Santa Monica & West Hollywood
These coastal jurisdictions publish rates similar to Los Angeles but set stricter payment deadlines—Santa Monica’s by January 31, West Hollywood’s by the first banking day in February. Ordinances forbid deducting administrative fees and impose $500 civil citations for late payment.
Richmond & San Jose
Richmond ties its rate to the lower of the 12-month Treasury or Local Agency Investment Fund yield. San Jose instead uses the average national savings account rate reported by the FDIC. Both require payout at move-out only; annual payments are optional.
Other Smaller Cities
A handful of jurisdictions—Alameda, East Palo Alto, Thousand Oaks—previously mandated interest but suspended enforcement, so the current effective rate is 0 %. Always verify with your city’s housing department before relying on zero interest; ordinances can revive dormant rules without notice.
City | 2025 Rate % | Source |
---|---|---|
San Francisco | 2.00 % | SF Rent Board Bulletin |
Oakland | 1.80 % | Oakland RAP Memo |
Berkeley | 1.70 % | Berkeley RSB Update |
Los Angeles | 1.50 % | LAHD RSO Notice |
Santa Monica | 1.60 % | SMRC Annual Sheet |
West Hollywood | 1.75 % | WeHo Rent Stabilization |
Richmond | 1.90 % | Richmond Rent Program |
San Jose | 1.40 % | San Jose Housing Dept. |
Other Cities | 0.00 % | No interest required |
How to Claim Your Interest
Start by confirming the exact dollar amount using the calculator or your city’s own worksheet. Next, ask informally— send an email or text reminding the owner of the ordinance and your move-in anniversary. Many landlords simply forget and will issue a check within days. If that nudge fails, mail a certified security-deposit interest demand letter citing the governing ordinance and giving at least seven days to respond. Our generator on the demand-letter page produces ready-to-send language.
Some tenants withhold the interest from their next rent payment. That tactic is legal in Los Angeles and Berkeley when executed precisely: give written notice, calculate correctly, and save proof of delivery. If the landlord disputes, be prepared to show the rate bulletin and your math. When amounts exceed $300 or the landlord retaliates, escalate to small-claims court. The judge can award the unpaid interest plus statutory penalties and court costs. Remember to file within three years of each missed annual payment to stay inside the statute of limitations for contract actions.
Below are two wording snippets you can adapt.

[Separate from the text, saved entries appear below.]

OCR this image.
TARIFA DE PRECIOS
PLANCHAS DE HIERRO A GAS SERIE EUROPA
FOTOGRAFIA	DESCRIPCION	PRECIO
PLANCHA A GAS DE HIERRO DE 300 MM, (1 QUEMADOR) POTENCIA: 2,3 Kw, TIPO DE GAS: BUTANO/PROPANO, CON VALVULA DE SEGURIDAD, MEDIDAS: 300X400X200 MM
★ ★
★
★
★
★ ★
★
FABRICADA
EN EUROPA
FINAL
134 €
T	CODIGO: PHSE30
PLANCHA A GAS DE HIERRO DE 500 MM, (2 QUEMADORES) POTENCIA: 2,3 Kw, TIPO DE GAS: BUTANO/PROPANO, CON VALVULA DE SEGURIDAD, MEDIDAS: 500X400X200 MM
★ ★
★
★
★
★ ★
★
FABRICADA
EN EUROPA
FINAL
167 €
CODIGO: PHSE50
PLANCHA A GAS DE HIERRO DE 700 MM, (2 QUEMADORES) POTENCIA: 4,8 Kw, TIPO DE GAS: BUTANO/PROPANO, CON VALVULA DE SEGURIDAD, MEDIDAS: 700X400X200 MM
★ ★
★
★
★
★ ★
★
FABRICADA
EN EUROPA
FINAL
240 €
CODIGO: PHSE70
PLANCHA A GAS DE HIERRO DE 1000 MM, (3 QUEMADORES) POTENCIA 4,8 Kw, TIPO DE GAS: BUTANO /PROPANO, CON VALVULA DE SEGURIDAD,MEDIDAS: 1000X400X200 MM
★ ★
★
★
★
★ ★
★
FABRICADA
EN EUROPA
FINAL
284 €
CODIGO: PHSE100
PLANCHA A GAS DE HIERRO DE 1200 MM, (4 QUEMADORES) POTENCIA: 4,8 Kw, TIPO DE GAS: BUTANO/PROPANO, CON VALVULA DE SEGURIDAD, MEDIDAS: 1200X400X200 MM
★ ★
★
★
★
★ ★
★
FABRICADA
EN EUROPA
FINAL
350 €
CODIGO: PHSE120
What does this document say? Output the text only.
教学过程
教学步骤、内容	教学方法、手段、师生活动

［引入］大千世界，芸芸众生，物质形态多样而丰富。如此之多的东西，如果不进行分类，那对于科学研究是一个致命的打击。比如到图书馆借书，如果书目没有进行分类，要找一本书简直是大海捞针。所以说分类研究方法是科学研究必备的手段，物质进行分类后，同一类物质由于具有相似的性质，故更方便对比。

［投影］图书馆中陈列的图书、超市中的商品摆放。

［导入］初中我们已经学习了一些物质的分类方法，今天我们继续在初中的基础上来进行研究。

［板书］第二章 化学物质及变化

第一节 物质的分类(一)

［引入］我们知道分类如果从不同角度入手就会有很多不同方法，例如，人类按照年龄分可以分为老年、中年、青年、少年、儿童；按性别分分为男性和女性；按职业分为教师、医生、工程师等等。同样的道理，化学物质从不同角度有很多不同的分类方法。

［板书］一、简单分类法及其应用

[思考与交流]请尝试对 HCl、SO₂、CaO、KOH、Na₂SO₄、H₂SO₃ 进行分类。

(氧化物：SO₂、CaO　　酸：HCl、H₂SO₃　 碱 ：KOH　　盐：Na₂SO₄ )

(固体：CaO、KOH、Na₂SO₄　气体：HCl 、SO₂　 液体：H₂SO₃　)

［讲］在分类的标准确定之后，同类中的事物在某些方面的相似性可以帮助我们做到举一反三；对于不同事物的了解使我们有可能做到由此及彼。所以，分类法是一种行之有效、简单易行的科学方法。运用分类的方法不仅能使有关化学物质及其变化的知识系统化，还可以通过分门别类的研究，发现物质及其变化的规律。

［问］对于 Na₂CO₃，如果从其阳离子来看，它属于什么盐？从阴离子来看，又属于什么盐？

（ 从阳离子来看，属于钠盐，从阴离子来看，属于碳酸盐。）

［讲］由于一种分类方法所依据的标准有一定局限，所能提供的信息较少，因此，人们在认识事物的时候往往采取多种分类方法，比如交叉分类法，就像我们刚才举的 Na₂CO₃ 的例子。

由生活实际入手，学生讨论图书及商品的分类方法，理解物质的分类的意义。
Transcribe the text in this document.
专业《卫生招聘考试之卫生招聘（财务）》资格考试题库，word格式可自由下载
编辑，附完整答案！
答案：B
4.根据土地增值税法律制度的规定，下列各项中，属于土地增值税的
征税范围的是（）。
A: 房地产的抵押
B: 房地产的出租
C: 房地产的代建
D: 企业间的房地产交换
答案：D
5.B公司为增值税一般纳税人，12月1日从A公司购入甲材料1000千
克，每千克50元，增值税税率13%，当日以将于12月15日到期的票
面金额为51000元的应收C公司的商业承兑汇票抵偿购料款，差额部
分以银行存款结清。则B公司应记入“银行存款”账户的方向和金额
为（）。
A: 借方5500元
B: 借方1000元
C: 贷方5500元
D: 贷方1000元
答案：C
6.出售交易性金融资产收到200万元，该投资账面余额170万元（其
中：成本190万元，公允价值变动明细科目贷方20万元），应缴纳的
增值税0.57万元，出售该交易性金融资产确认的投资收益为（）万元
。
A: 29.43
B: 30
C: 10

Copy, paste, and personalize:
“Hi [Landlord Name], According to [City] Rent Ordinance §__, my deposit earned 2025 interest of $____. Please credit this amount to my February rent or issue a separate payment by [Date]. Thank you.”
“This is a formal request for payment of $____ in accrued interest on my security deposit pursuant to [City] rate bulletin 2025. Please remit within seven (7) days or I will pursue remedies available under the ordinance and California Civil Code §1950.5.”